Second, someone with schizophrenia could suffer a psychological injury and this comorbidity could complicate presentation of both schizophrenia and psychological effects of the injury. Despite unclear findings on the relationship of childhood trauma to schizophrenia (Morgan & Fisher, 2007; Ruby et al., 2017; Cancel et al., 2019), recent research has shown that the lack of clinical attention to various negative life experiences (specifically, traumatic loss) that have contributed to trauma exasperates experienced psychotic symptoms through maintenance factors like cognitive distortions and attenuated affective responses (Vallath et al., 2020). Therefore, thorough history, including pre-existing psychological trauma should be taken into consideration when assessing suspected schizophrenia following psychological injury which points to traumatic loss (e.g., bereavement, job loss). Further, schizophrenic-like symptoms, such as delusions and hallucinations can emerge following a stressful event, perhaps due to an underlying vulnerability, such as a personality disorder (D’Agostino et al., 2019). In forensic cases, stressful events that cause psychological injury (e.g., arrest, incarceration) can be the catalyst for first-episode psychosis to appear, and this may significantly complicate the outcome of the forensic evaluation.

Third, eye movement abnormalities occur in other poorly understood psychological conditions, like Capgras delusion. Delusional misidentification syndromes likely share an organic basis of structural organ damage, which contributes to schizophrenic-like symptoms (Josephs, 2007; Young et al., 1993), including ocular abnormalities (Brighetti et al., 2007). While Capgras and other misidentification syndromes most commonly occur during the course of comorbid schizophrenia, they can also be attributable to or aggravated by head injury, physiological illness, and other neurodegenerative diseases, which might impact prognosis and presentation. In forensic cases, it may not be easy to discern the veracity of the defendant’s performance and consequently, assess his/her ability to stand trial.

Fourth, schizophrenic-like symptoms could emerge after the event for which the defendant is being tested, perhaps because suffering from an underlying vulnerability. Such cases could also significantly complicate the outcome of the forensic evaluation.

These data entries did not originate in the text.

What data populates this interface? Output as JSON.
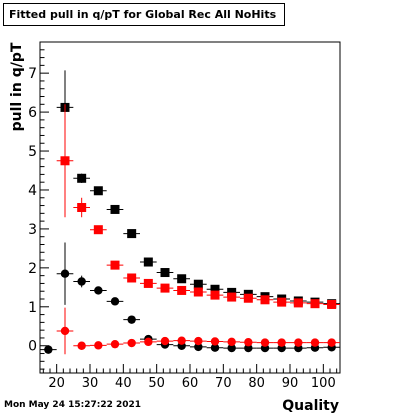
{
  "title": "Fitted pull in q/pT for Global Rec All NoHits",
  "footer_date": "Mon May 24 15:27:22 2021",
  "colors": {
    "black_series": "#000000",
    "red_series": "#ff0000"
  },
  "chart_data": {
    "type": "scatter",
    "title": "Fitted pull in q/pT for Global Rec All NoHits",
    "xlabel": "Quality",
    "ylabel": "pull in q/pT",
    "xlim": [
      15,
      105
    ],
    "ylim": [
      -0.7,
      7.8
    ],
    "x_ticks": [
      20,
      30,
      40,
      50,
      60,
      70,
      80,
      90,
      100
    ],
    "y_ticks": [
      0,
      1,
      2,
      3,
      4,
      5,
      6,
      7
    ],
    "grid": false,
    "series": [
      {
        "color": "#000000",
        "marker": "square",
        "x": [
          22.5,
          27.5,
          32.5,
          37.5,
          42.5,
          47.5,
          52.5,
          57.5,
          62.5,
          67.5,
          72.5,
          77.5,
          82.5,
          87.5,
          92.5,
          97.5,
          102.5
        ],
        "y": [
          6.12,
          4.3,
          3.98,
          3.5,
          2.88,
          2.15,
          1.88,
          1.72,
          1.58,
          1.45,
          1.37,
          1.32,
          1.26,
          1.2,
          1.15,
          1.12,
          1.08
        ],
        "err": [
          0.95,
          0.12,
          0.06,
          0.05,
          0.04,
          0.03,
          0.03,
          0.03,
          0.02,
          0.02,
          0.02,
          0.02,
          0.02,
          0.02,
          0.02,
          0.02,
          0.02
        ]
      },
      {
        "color": "#ff0000",
        "marker": "square",
        "x": [
          22.5,
          27.5,
          32.5,
          37.5,
          42.5,
          47.5,
          52.5,
          57.5,
          62.5,
          67.5,
          72.5,
          77.5,
          82.5,
          87.5,
          92.5,
          97.5,
          102.5
        ],
        "y": [
          4.75,
          3.55,
          2.98,
          2.07,
          1.74,
          1.6,
          1.48,
          1.42,
          1.38,
          1.3,
          1.25,
          1.22,
          1.18,
          1.12,
          1.1,
          1.08,
          1.06
        ],
        "err": [
          1.45,
          0.25,
          0.08,
          0.06,
          0.04,
          0.03,
          0.03,
          0.03,
          0.02,
          0.02,
          0.02,
          0.02,
          0.02,
          0.02,
          0.02,
          0.02,
          0.02
        ]
      },
      {
        "color": "#000000",
        "marker": "circle",
        "x": [
          17.5,
          22.5,
          27.5,
          32.5,
          37.5,
          42.5,
          47.5,
          52.5,
          57.5,
          62.5,
          67.5,
          72.5,
          77.5,
          82.5,
          87.5,
          92.5,
          97.5,
          102.5
        ],
        "y": [
          -0.1,
          1.85,
          1.65,
          1.42,
          1.14,
          0.67,
          0.17,
          0.03,
          0.0,
          -0.03,
          -0.05,
          -0.06,
          -0.06,
          -0.06,
          -0.06,
          -0.06,
          -0.05,
          -0.04
        ],
        "err": [
          0.05,
          0.8,
          0.15,
          0.05,
          0.04,
          0.03,
          0.02,
          0.02,
          0.02,
          0.02,
          0.01,
          0.01,
          0.01,
          0.01,
          0.01,
          0.01,
          0.01,
          0.01
        ]
      },
      {
        "color": "#ff0000",
        "marker": "circle",
        "x": [
          22.5,
          27.5,
          32.5,
          37.5,
          42.5,
          47.5,
          52.5,
          57.5,
          62.5,
          67.5,
          72.5,
          77.5,
          82.5,
          87.5,
          92.5,
          97.5,
          102.5
        ],
        "y": [
          0.38,
          0.0,
          0.01,
          0.04,
          0.07,
          0.1,
          0.12,
          0.13,
          0.12,
          0.11,
          0.1,
          0.09,
          0.08,
          0.08,
          0.08,
          0.08,
          0.08
        ],
        "err": [
          0.6,
          0.05,
          0.03,
          0.02,
          0.02,
          0.02,
          0.02,
          0.02,
          0.02,
          0.01,
          0.01,
          0.01,
          0.01,
          0.01,
          0.01,
          0.01,
          0.01
        ]
      }
    ]
  }
}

Finally, there are conditions that could further complicate the differential diagnosis, such as schizoaffective disorder beforehand or depression with psychotic features after the event.

Without valid test results, clinicians may reach incorrect conclusions regarding the diagnosis and severity of a patient’s difficulties or symptoms and may subsequently initiate a number of inappropriate referrals and treatments, thus, increasing iatrogenic effects for the client and limiting resources for other patients.

Analysis of eye movements is, therefore, a worthwhile PVT measure for future research investigating the feigning of cognitive impairments. This study represents the beginning of a systematic effort to utilize eye movement responses as a performance validity measure. Given the high rate of feigning of psychiatric illnesses and the increasing availability of low-cost and portable eye tracking devices, eye tracking likely has the potential to become a crucial part of PVTs.